Mr Prodi's defeat will probably bring early elections, which polls suggest would return conservative Silvio Berlusconi to power.
But President Giorgio Napolitano may first appoint an interim government to reform Italy's messy electoral system.
Analysts said the demise of the 61st government since World War II should not hurt the economy, as Mr Prodi had been too busy surviving politically to carry out deep reforms.
They said they hoped for electoral reform to cure Italy's chronic instability. "This isn't necessarily bad news, it all depends what comes after Prodi," said Unicredit MIB economist Marco Valli.
"Markets don't like uncertainty but if what follows Prodi is a stronger government, then that could be positive." Mr Prodi's tenure was dogged by infighting in his centre-left coalition.
The final blow was the defection of a small Catholic party this week, which erased his tiny majority in the Senate and made a vote of no confidence almost inevitable.
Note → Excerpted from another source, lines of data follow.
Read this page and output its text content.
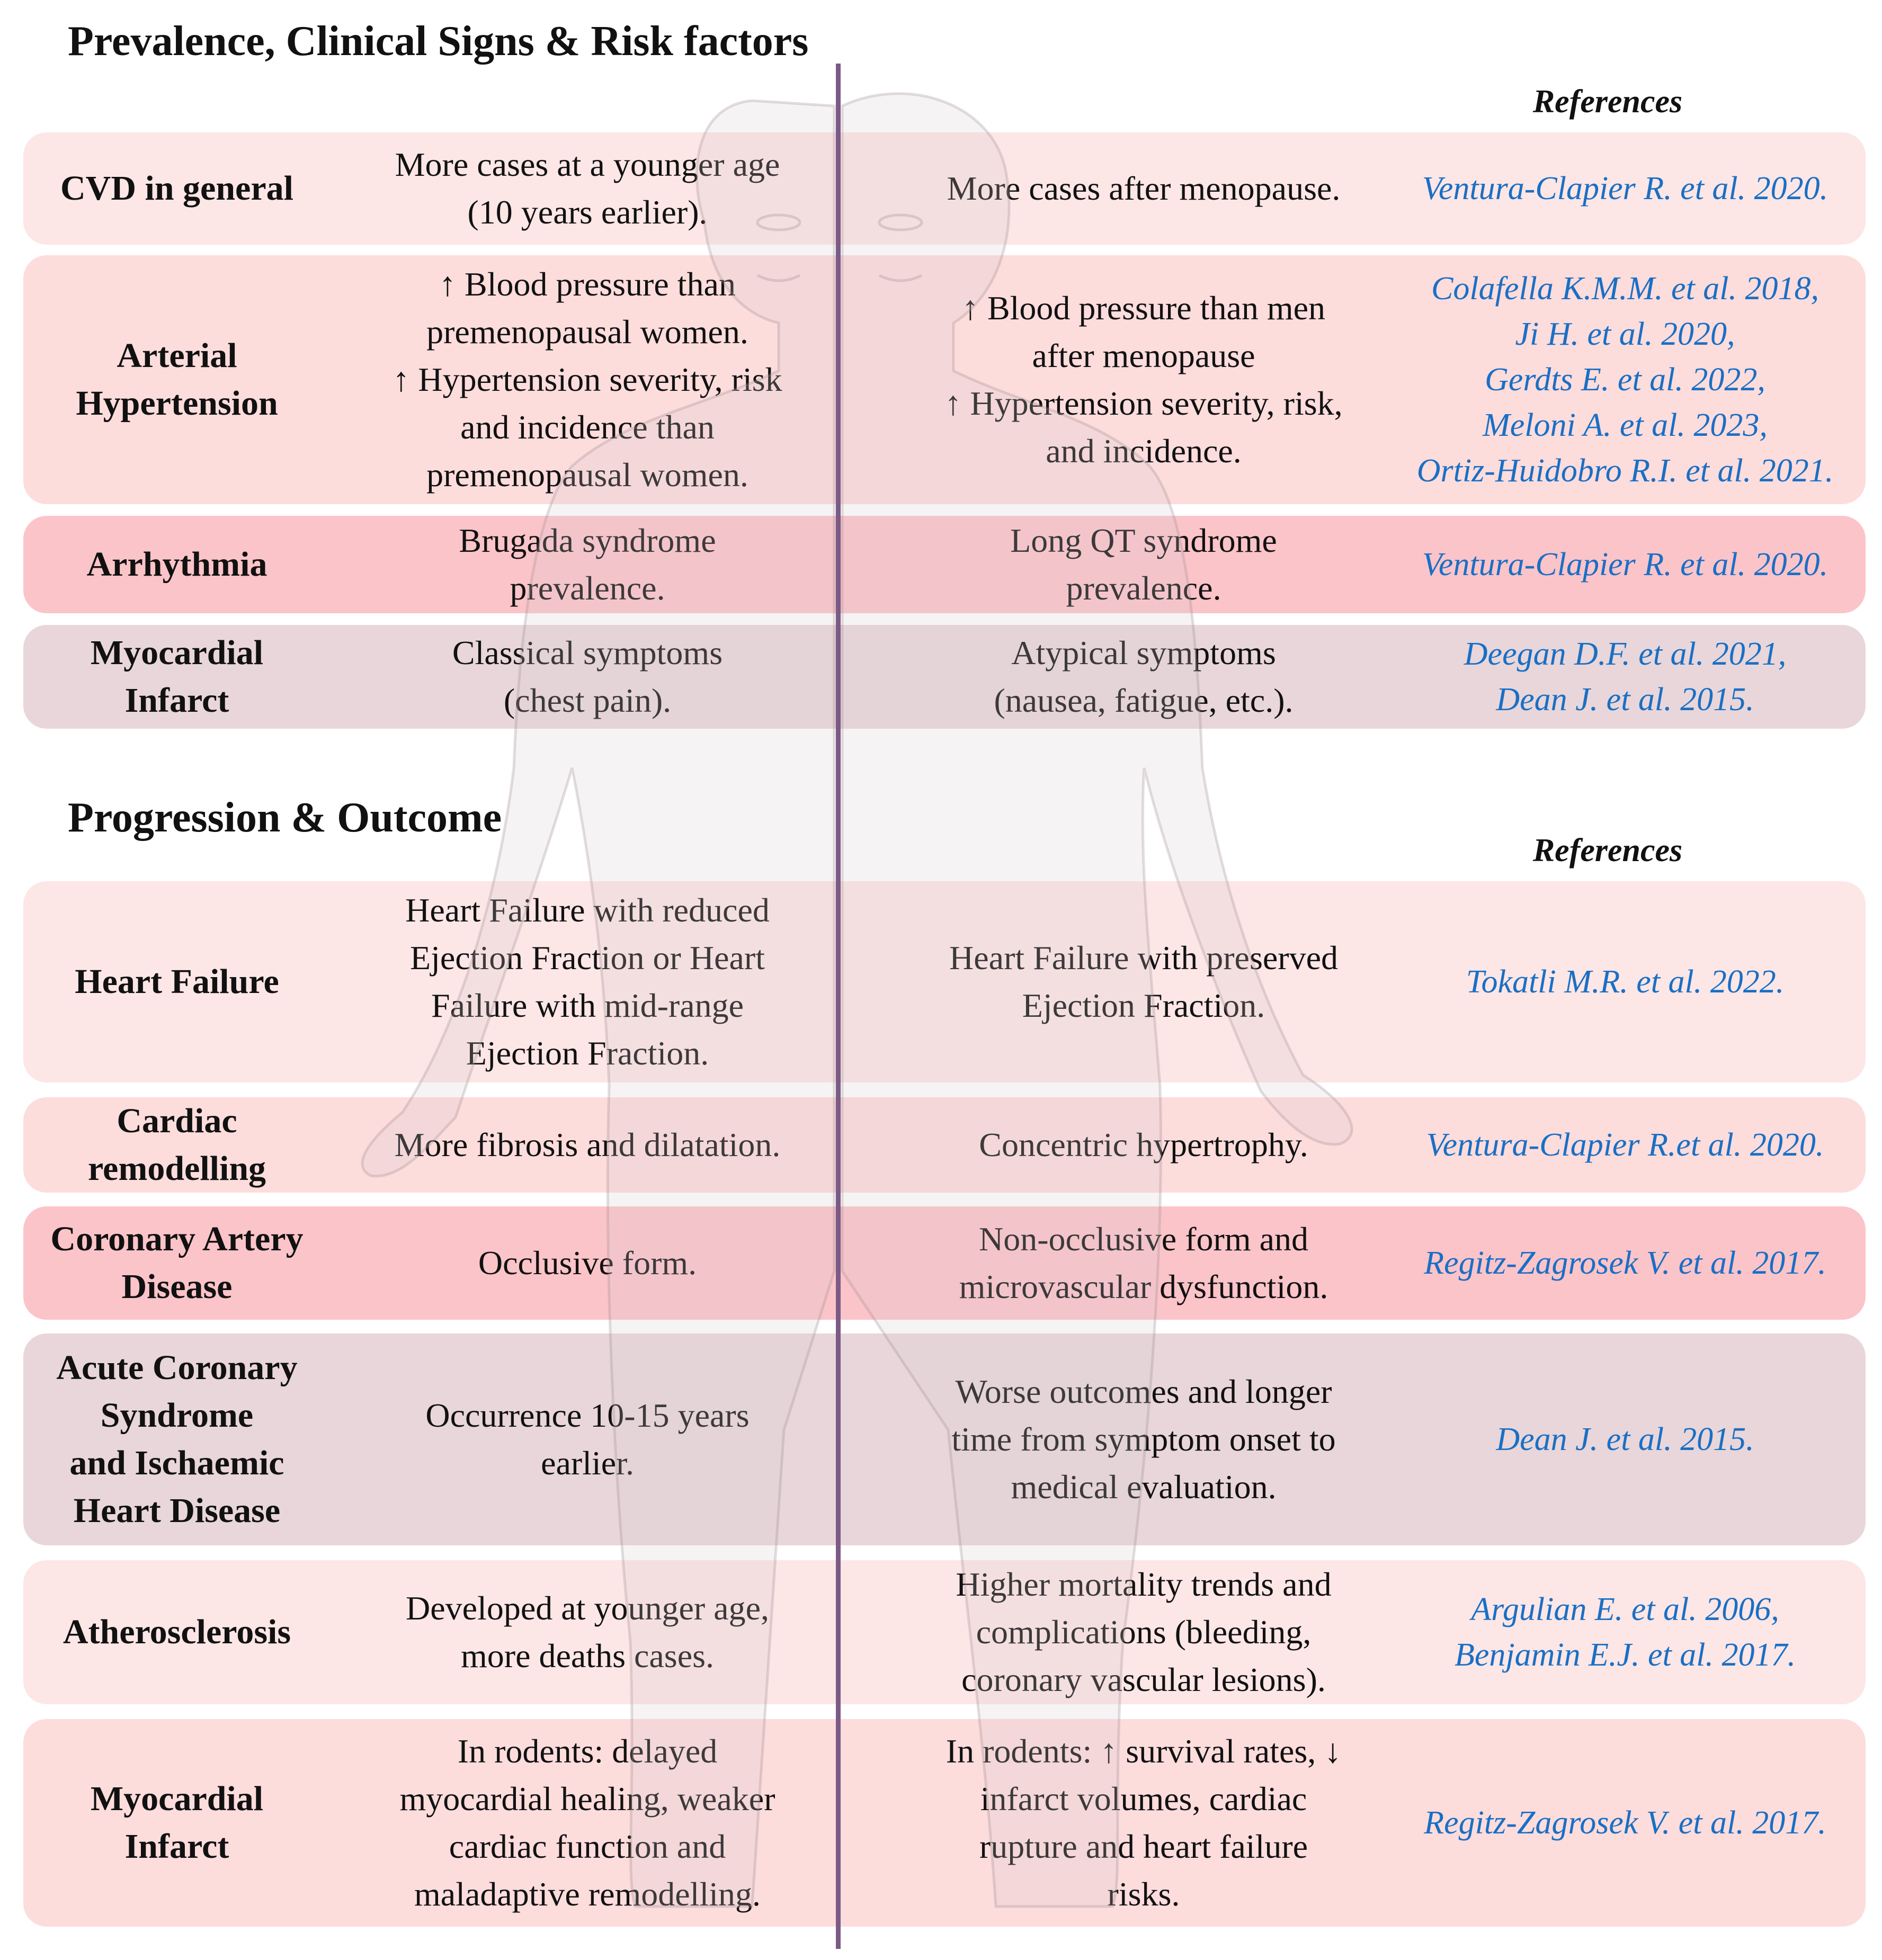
Prevalence, Clinical Signs & Risk factors
References
CVD in general
More cases at a younger age
(10 years earlier).
More cases after menopause. Ventura-Clapier R. et al. 2020.
Arterial
Hypertension
↑ Blood pressure than
premenopausal women.
↑ Hypertension severity, risk
and incidence than
premenopausal women.
↑ Blood pressure than men
after menopause
↑ Hypertension severity, risk,
and incidence.
Colafella K.M.M. et al. 2018,
Ji H. et al. 2020,
Gerdts E. et al. 2022,
Meloni A. et al. 2023,
Ortiz-Huidobro R.I. et al. 2021.
Arrhythmia
Brugada syndrome
prevalence.
Long QT syndrome
prevalence.
Ventura-Clapier R. et al. 2020.
Myocardial
Infarct
Classical symptoms
(chest pain).
Atypical symptoms
(nausea, fatigue, etc.).
Deegan D.F. et al. 2021,
Dean J. et al. 2015.
Progression & Outcome
References
Heart Failure
Heart Failure with reduced
Ejection Fraction or Heart
Failure with mid-range
Ejection Fraction.
Heart Failure with preserved
Ejection Fraction.
Tokatli M.R. et al. 2022.
Cardiac
remodelling
More fibrosis and dilatation.	Concentric hypertrophy.	Ventura-Clapier R.et al. 2020.
Coronary Artery
Disease
Occlusive form.
Non-occlusive form and
microvascular dysfunction.
Regitz-Zagrosek V. et al. 2017.
Acute Coronary
Syndrome
and Ischaemic
Heart Disease
Occurrence 10-15 years
earlier.
Worse outcomes and longer
time from symptom onset to
medical evaluation.
Dean J. et al. 2015.
Atherosclerosis
Developed at younger age,
more deaths cases.
Higher mortality trends and
complications (bleeding,
coronary vascular lesions).
Argulian E. et al. 2006,
Benjamin E.J. et al. 2017.
Myocardial
Infarct
In rodents: delayed
myocardial healing, weaker
cardiac function and
maladaptive remodelling.
In rodents: ↑ survival rates, ↓
infarct volumes, cardiac
rupture and heart failure
risks.
Regitz-Zagrosek V. et al. 2017.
The 68-year-old academic known as the "Professor", whose first spell as prime minister was cut short in 1998 when his communist allies deserted him, had warned senators that Italy "cannot afford a power vacuum" right now.
"Italy risks finding itself in a negative economic cycle which we will face with still imperfect economic structures," he told a rowdy debate, where one senator spat at another who was then carried out of the chamber on a stretcher.
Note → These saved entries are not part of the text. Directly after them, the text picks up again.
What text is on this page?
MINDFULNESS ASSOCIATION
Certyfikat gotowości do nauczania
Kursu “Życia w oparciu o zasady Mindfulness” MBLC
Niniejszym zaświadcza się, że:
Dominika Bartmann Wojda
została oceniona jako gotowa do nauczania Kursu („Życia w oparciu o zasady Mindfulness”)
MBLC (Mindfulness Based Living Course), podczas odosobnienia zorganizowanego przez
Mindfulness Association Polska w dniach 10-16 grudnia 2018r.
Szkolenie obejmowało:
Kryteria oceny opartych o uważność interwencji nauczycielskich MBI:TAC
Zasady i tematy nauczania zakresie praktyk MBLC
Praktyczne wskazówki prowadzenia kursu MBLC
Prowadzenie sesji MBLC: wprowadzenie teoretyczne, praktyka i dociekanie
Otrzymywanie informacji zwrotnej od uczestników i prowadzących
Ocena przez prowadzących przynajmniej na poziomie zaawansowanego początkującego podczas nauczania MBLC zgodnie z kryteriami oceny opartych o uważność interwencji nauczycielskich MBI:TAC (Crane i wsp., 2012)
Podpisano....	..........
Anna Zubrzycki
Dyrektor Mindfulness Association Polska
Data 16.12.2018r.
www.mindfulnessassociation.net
Even the support of unelected lifetime senators could not save Mr Prodi, who won a confidence vote in the lower house yesterday but rejected the president's advice to quit before the Senate vote to avoid a beating. He lost by 156 votes to 161.
Even one of the prime minister's most acerbic critics, Senator Roberto Calderoli of the far-right Northern League, said he admired his pluck: "He will lose the confidence vote but he will fall with a soldier's honour for having fought to the end."
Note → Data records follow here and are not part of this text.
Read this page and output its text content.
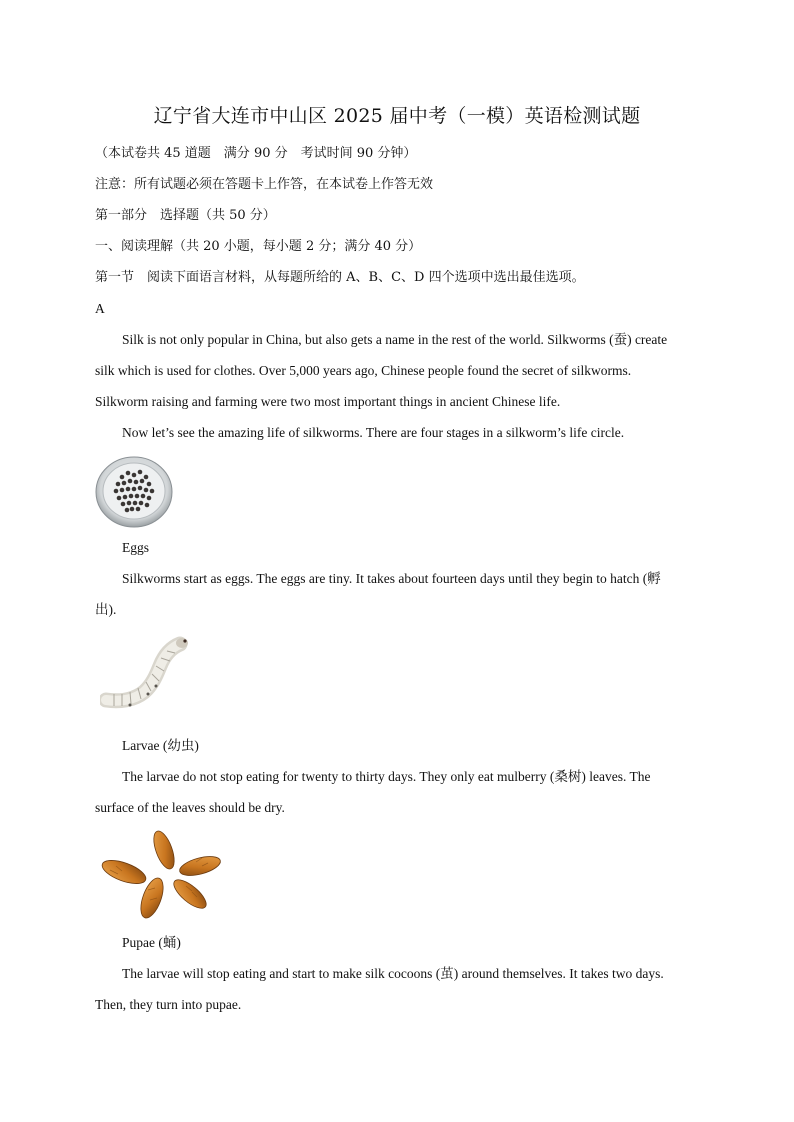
辽宁省大连市中山区 2025 届中考（一模）英语检测试题
（本试卷共 45 道题　满分 90 分　考试时间 90 分钟）
注意：所有试题必须在答题卡上作答，在本试卷上作答无效
第一部分　选择题（共 50 分）
一、阅读理解（共 20 小题，每小题 2 分；满分 40 分）
第一节　阅读下面语言材料，从每题所给的 A、B、C、D 四个选项中选出最佳选项。
A
Silk is not only popular in China, but also gets a name in the rest of the world. Silkworms (蚕) create
silk which is used for clothes. Over 5,000 years ago, Chinese people found the secret of silkworms.
Silkworm raising and farming were two most important things in ancient Chinese life.
Now let’s see the amazing life of silkworms. There are four stages in a silkworm’s life circle.
Eggs
Silkworms start as eggs. The eggs are tiny. It takes about fourteen days until they begin to hatch (孵
出).
Larvae (幼虫)
The larvae do not stop eating for twenty to thirty days. They only eat mulberry (桑树) leaves. The
surface of the leaves should be dry.
Pupae (蛹)
The larvae will stop eating and start to make silk cocoons (茧) around themselves. It takes two days.
Then, they turn into pupae.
The centre-right opposition led by media magnate Mr Berlusconi, who lost to Mr Prodi in 2006 elections, hopes Mr Napolitano will now call early elections which, according to opinion polls, Mr Berlusconi would win by a clear margin.
But there is a groundswell of pressure for a reform of election rules, with which Mr Berlusconi tampered before the last elections and which are widely blamed for political instability.
Mr Prodi said he and Napolitano agreed on the need to "prevent Italy having to hold elections under the current electoral law". Mr Prodi, a former European Commission president, takes credit for starting to tidy up the public finances of the euro zone's third largest economy.
But Brussels fears Italy's finances may worsen in 2008 and that the budget will still not be balanced by 2011 as promised. Italian growth forecasts are being cut, industrial output is falling and consumer confidence at its lowest in 2-1/2 years. Analyst Tito Boeri said that while Mr Berlusconi is Italy's richest man, he may not be the best option for the economy.
Mr Prodi's record on tax evasion meant "his management of public finances was better than ... under Berlusconi", Mr Boeri said.